Anna Barker and Doug Ulman discuss TCGA Dr. Anna Barker is Deputy Director of NCI and Deputy Director for Advanced Technologies and Strategic Partnerships. Doug Ulman is Chair of the NCI Director's Consumer Liaison Group, Chief Mission Officer of the Lance Armstrong Foundation, and a three-time cancer survivor. They spoke with the NCI Cancer Bulletin aboutThe Cancer Genome Atlas Pilot Project.

Why were these three tumor types chosen?

Dr. Barker: We selected cancer types that were scientifically and technically appropriate to build TCGA and prepare the teams to analyze other tumors in the future. We also needed to locate and qualify existing biospecimen collections that were of high quality and sufficient quantity to meet the needs of the project. To accomplish these complex goals, we developed a rigorous, three-part selection process that allowed us to make the final selections.

Mr. Ulman: I think it's important for cancer patients to know that, while the cancers to be studied by this project come from existing biorepositories, samples to be studied will eventually be prospectively collected in clinical trials. Participating in clinical trials that meet TCGA criteria will be an excellent way to support the expansion of TCGA.

How will studying these cancers help patients with other cancers?

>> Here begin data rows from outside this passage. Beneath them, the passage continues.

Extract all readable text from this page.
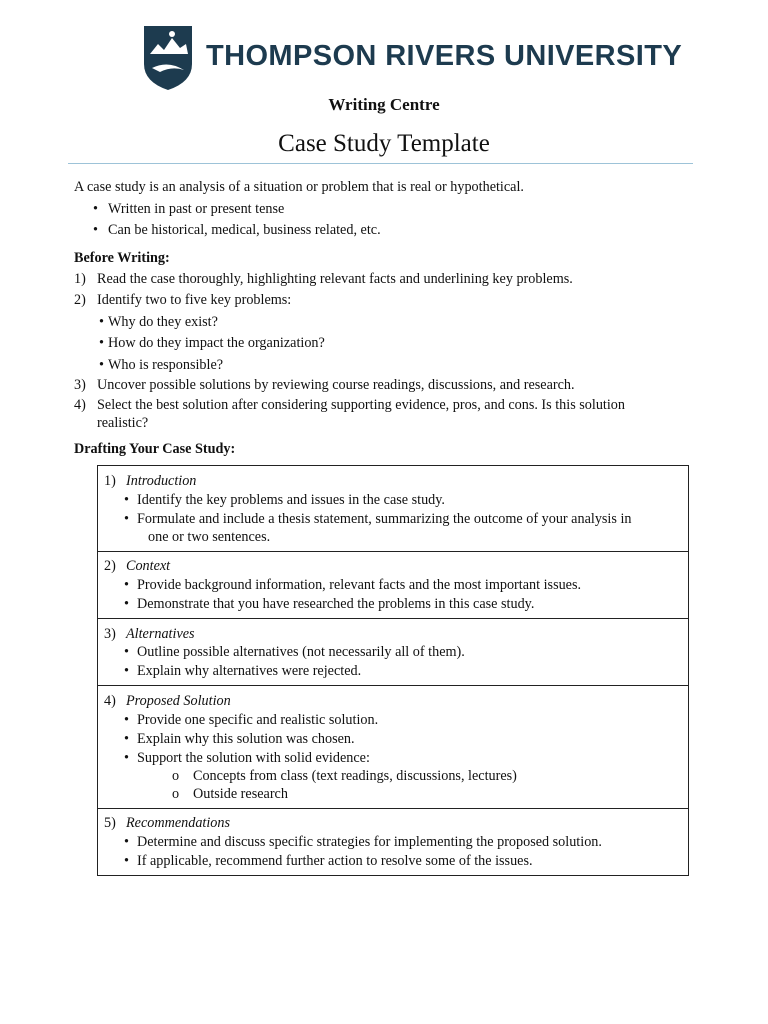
THOMPSON RIVERS UNIVERSITY
Writing Centre
Case Study Template
A case study is an analysis of a situation or problem that is real or hypothetical.
• Written in past or present tense
• Can be historical, medical, business related, etc.
Before Writing:
1) Read the case thoroughly, highlighting relevant facts and underlining key problems.
2) Identify two to five key problems:
• Why do they exist?
• How do they impact the organization?
• Who is responsible?
3) Uncover possible solutions by reviewing course readings, discussions, and research.
4) Select the best solution after considering supporting evidence, pros, and cons. Is this solution
realistic?
Drafting Your Case Study:
1) Introduction
• Identify the key problems and issues in the case study.
• Formulate and include a thesis statement, summarizing the outcome of your analysis in
one or two sentences.
2) Context
• Provide background information, relevant facts and the most important issues.
• Demonstrate that you have researched the problems in this case study.
3) Alternatives
• Outline possible alternatives (not necessarily all of them).
• Explain why alternatives were rejected.
4) Proposed Solution
• Provide one specific and realistic solution.
• Explain why this solution was chosen.
• Support the solution with solid evidence:
o Concepts from class (text readings, discussions, lectures)
o Outside research
5) Recommendations
• Determine and discuss specific strategies for implementing the proposed solution.
• If applicable, recommend further action to resolve some of the issues.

Dr. Barker: This pilot phase has been designed to study a few cancer types that hold the most promise for helping researchers understand how to design and conduct future studies on a wide range of tumors. TCGA will support the development of new technologies aimed at overcoming the current limitations in genomic analysis and bioinformatics technologies. Another goal is to develop data analysis tools that will allow clinicians to use this new molecular information to better understand subtle differences between subtypes of certain cancer, how tumors develop and progress, and why some cancers respond to certain treatments and not others.

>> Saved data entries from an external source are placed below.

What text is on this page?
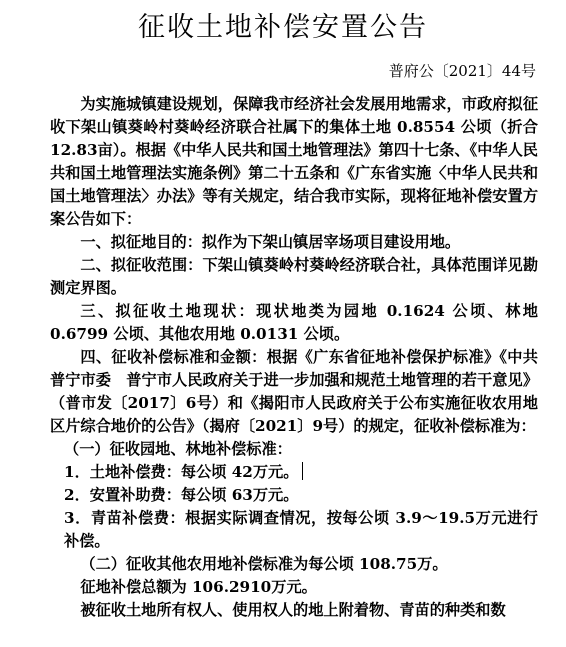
征收土地补偿安置公告
普府公〔2021〕44号

为实施城镇建设规划，保障我市经济社会发展用地需求，市政府拟征收下架山镇葵岭村葵岭经济联合社属下的集体土地 0.8554 公顷（折合 12.83亩）。根据《中华人民共和国土地管理法》第四十七条、《中华人民共和国土地管理法实施条例》第二十五条和《广东省实施〈中华人民共和国土地管理法〉办法》等有关规定，结合我市实际，现将征地补偿安置方案公告如下：

一、拟征地目的：拟作为下架山镇居宰场项目建设用地。

二、拟征收范围：下架山镇葵岭村葵岭经济联合社，具体范围详见勘测定界图。

三、拟征收土地现状：现状地类为园地 0.1624 公顷、林地 0.6799 公顷、其他农用地 0.0131 公顷。

四、征收补偿标准和金额：根据《广东省征地补偿保护标准》《中共普宁市委　普宁市人民政府关于进一步加强和规范土地管理的若干意见》（普市发〔2017〕6号）和《揭阳市人民政府关于公布实施征收农用地区片综合地价的公告》（揭府〔2021〕9号）的规定，征收补偿标准为：

（一）征收园地、林地补偿标准：

1．土地补偿费：每公顷 42万元。

2．安置补助费：每公顷 63万元。

3．青苗补偿费：根据实际调查情况，按每公顷 3.9～19.5万元进行补偿。

（二）征收其他农用地补偿标准为每公顷 108.75万。

征地补偿总额为 106.2910万元。

被征收土地所有权人、使用权人的地上附着物、青苗的种类和数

Mr. Ulman: By focusing first on the cancers that will be studied in the pilot phase of TCGA, we expect that researchers will begin to understand how genomic changes at the molecular level may impact all types of cancer. These findings will eventually help to find new ways to target therapies and improve outcomes for all cancer patients.

How will TCGA affect diagnosis and treatment of cancer patients?

Dr. Barker: Achieving the long-term goal of TCGA will benefit patients by enabling the discovery and development of the molecular biomarkers needed to develop targeted interventions to stratify patients for clinical trials, monitor patients on therapy, and define and develop new molecular targets. Discoveries in cancer genomics already have helped identify several new treatments that target cancer-related molecules. For example, Gleevec effectively treats chronic myelogenous leukemia, gastrointestinal stromal tumors, and several other cancers. Another product of cancer genomics research, Herceptin, effectively treats about 20 percent of breast cancers that capitalize on a specific genetic anomaly.

Mr. Ulman: Understanding the genetic changes that cause the uncontrolled cell growth that characterizes cancer will enable researchers and clinicians to develop new diagnostic techniques and targeted therapies, leading to improved outcomes for all cancer patients and, eventually, cancer prevention.